Différents points particuliers ont été ensuite débattus : principe des bonifications d’annuités, libéralisation des autorisations de mariage et des libertés de réunion et d’association. Le principe d’un statut analogue à celui des sous-officiers de carrière pour le personnel féminin a été retenu.
Au cours de la dernière séance le ministre d’État a répondu aux diverses questions inscrites à l’ordre du jour et concernant des mesures particulières à diverses catégories de personnel et il a pris note de certaines autres, posées par les membres. Il a ensuite annoncé l’inscription au budget 1972 de différentes mesures catégorielles visant à améliorer les rémunérations.
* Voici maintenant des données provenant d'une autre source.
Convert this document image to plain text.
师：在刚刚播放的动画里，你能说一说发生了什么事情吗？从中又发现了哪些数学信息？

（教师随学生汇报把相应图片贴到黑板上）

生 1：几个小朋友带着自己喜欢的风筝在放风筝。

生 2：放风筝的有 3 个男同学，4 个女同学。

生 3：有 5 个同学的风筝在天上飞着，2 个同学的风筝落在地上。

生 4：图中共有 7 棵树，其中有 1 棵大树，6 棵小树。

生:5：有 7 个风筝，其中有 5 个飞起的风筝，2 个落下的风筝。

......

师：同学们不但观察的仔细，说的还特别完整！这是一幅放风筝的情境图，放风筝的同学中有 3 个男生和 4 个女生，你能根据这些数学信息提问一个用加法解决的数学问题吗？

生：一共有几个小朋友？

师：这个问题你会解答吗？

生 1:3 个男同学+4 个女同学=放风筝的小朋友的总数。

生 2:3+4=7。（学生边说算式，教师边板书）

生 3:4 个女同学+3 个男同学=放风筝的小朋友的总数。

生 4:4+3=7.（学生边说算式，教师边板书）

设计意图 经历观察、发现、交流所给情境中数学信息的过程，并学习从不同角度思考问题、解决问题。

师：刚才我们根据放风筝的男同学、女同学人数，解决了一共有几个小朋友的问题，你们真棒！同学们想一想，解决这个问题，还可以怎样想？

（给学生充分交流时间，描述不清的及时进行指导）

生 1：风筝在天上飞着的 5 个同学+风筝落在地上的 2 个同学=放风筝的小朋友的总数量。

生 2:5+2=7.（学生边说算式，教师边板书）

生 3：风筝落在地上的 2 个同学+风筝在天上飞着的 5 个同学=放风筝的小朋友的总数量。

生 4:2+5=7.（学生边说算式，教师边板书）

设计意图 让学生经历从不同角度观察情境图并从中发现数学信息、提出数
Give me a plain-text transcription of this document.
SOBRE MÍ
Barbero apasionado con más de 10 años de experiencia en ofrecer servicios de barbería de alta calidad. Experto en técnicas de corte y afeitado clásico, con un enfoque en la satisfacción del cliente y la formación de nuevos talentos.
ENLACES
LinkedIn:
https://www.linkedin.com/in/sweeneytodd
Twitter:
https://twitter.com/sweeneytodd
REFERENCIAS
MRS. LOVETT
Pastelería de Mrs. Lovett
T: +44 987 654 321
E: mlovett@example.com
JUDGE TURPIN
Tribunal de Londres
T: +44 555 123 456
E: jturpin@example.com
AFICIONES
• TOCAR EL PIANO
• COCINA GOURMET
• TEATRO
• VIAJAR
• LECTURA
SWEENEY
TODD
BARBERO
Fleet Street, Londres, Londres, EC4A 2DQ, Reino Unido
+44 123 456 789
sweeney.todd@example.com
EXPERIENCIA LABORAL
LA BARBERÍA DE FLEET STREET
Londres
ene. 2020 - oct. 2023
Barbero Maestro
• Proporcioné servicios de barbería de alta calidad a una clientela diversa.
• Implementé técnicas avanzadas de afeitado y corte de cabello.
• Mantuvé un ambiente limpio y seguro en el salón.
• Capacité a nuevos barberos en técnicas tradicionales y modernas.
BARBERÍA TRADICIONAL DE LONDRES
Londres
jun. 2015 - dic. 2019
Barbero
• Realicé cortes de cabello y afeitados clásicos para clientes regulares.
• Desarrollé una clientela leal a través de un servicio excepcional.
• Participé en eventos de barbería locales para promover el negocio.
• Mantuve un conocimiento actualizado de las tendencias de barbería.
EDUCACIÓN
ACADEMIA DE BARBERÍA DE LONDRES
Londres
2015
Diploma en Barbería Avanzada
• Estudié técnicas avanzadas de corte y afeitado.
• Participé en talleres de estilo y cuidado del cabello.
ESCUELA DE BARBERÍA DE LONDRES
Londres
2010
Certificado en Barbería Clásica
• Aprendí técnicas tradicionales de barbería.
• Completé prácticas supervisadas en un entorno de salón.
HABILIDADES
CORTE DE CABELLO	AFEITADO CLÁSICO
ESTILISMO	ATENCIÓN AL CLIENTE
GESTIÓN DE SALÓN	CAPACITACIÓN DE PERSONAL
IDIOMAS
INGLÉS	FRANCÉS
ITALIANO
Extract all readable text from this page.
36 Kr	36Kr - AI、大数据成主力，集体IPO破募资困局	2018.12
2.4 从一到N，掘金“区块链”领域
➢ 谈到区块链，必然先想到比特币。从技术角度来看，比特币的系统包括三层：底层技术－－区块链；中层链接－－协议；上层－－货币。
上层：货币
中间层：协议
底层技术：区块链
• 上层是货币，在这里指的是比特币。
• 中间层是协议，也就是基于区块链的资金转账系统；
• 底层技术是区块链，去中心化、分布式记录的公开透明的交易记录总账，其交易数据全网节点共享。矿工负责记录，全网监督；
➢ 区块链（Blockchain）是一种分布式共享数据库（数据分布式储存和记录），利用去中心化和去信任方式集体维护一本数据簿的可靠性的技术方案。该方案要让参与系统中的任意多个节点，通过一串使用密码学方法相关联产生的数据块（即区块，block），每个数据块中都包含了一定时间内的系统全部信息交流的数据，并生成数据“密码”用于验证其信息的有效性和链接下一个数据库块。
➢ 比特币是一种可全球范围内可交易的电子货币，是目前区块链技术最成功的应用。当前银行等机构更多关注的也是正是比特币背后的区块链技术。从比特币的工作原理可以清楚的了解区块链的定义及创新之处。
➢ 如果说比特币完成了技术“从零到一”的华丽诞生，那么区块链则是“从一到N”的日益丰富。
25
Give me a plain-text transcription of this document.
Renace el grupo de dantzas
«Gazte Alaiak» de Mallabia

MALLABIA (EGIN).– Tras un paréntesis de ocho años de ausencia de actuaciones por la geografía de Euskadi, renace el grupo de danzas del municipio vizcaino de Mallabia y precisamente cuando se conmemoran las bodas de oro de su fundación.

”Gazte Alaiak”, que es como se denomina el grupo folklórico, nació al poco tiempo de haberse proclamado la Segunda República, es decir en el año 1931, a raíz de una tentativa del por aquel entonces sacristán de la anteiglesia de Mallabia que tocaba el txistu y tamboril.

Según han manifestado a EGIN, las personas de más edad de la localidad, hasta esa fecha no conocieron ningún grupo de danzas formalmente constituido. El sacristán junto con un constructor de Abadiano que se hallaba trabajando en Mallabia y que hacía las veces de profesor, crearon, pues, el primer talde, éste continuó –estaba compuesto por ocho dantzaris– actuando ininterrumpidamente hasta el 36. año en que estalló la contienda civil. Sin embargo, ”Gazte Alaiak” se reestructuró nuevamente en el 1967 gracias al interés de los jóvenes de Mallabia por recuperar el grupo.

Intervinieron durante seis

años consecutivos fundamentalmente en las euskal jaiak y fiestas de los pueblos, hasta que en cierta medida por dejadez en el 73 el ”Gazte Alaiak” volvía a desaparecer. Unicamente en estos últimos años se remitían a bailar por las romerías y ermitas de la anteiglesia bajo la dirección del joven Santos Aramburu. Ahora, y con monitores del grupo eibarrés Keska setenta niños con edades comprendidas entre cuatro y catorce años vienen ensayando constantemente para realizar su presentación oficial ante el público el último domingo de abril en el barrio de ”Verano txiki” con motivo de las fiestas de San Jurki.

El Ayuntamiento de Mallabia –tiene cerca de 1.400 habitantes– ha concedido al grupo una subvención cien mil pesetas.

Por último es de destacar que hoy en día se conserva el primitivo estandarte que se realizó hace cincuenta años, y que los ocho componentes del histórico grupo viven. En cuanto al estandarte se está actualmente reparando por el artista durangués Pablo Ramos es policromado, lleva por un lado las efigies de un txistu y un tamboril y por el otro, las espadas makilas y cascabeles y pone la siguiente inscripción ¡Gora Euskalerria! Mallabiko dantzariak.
Avant de clore la session, M. Michel Debré a félicité les membres du Conseil pour le très bon déroulement des travaux et leur parfaite compréhension de leur rôle. La 3e session du Conseil aura lieu à l’automne 1971.
Le Service national féminin
La loi du 9 juillet 1970, relative au Service national, prévoit à son article 24 l’organisation, à titre expérimental, d’un Service national féminin dans des conditions fixées par décret. Les résultats de cet essai doivent être examinés par le Parlement dans le courant de l’année 1976 en vue d’élaborer une loi fixant l’organisation définitive de ce service volontaire.
L’expérience prévoit le recrutement, à partir du 1er janvier 1972, d’environ 600 jeunes filles dont 200 pour l’Armée de terre, autant pour le Service de Santé et une centaine pour chacune des Armées de mer et de l’air. Il leur sera proposé des emplois médicaux, scientifiques, administratifs, techniques ou sociaux ainsi que des fonctions d’interprète, d’hôtesse ou de conductrice. Les volontaires, de 18 à 27 ans, doivent être françaises, en possession de leurs droits civiques, de bonne moralité et libres sur le plan social, c’est-à-dire n’avoir ni mari ni enfant à charge. Après vérification de leur aptitude, les candidates doivent être incorporées dans le grade de « volontaire féminine » et suivre un stage de formation à l’issue duquel elles reçoivent une affectation tandis que celles titulaires des diplômes exigés sont nommées aux grades de « médecin-auxiliaire », « pharmacien-auxiliaire », « chirurgien-dentiste auxiliaire » ou « auxiliaire scientifique ». Après quatre mois de service, en fonction de leur qualification et de leur manière de servir, celles qui ne sont pas « auxiliaires » peuvent être nommées au grade de « volontaire féminine spécialiste ». Pendant leurs douze mois de service, les volontaires féminines sont rémunérées dans des conditions tenant compte de leur emploi et sont soumises à la discipline en vigueur pour le personnel militaire féminin. À l’issue de leur service, elles bénéficient du droit de vote, quel que soit leur âge, et des avantages attachés à l’exécution du service national pour l’accès aux emplois publics. Enfin, il peut être mis fin au service volontaire soit sur demande de l’intéressée pour motif grave (mariage, maternité, événement familial) soit d’office pour faute grave ou inaptitude.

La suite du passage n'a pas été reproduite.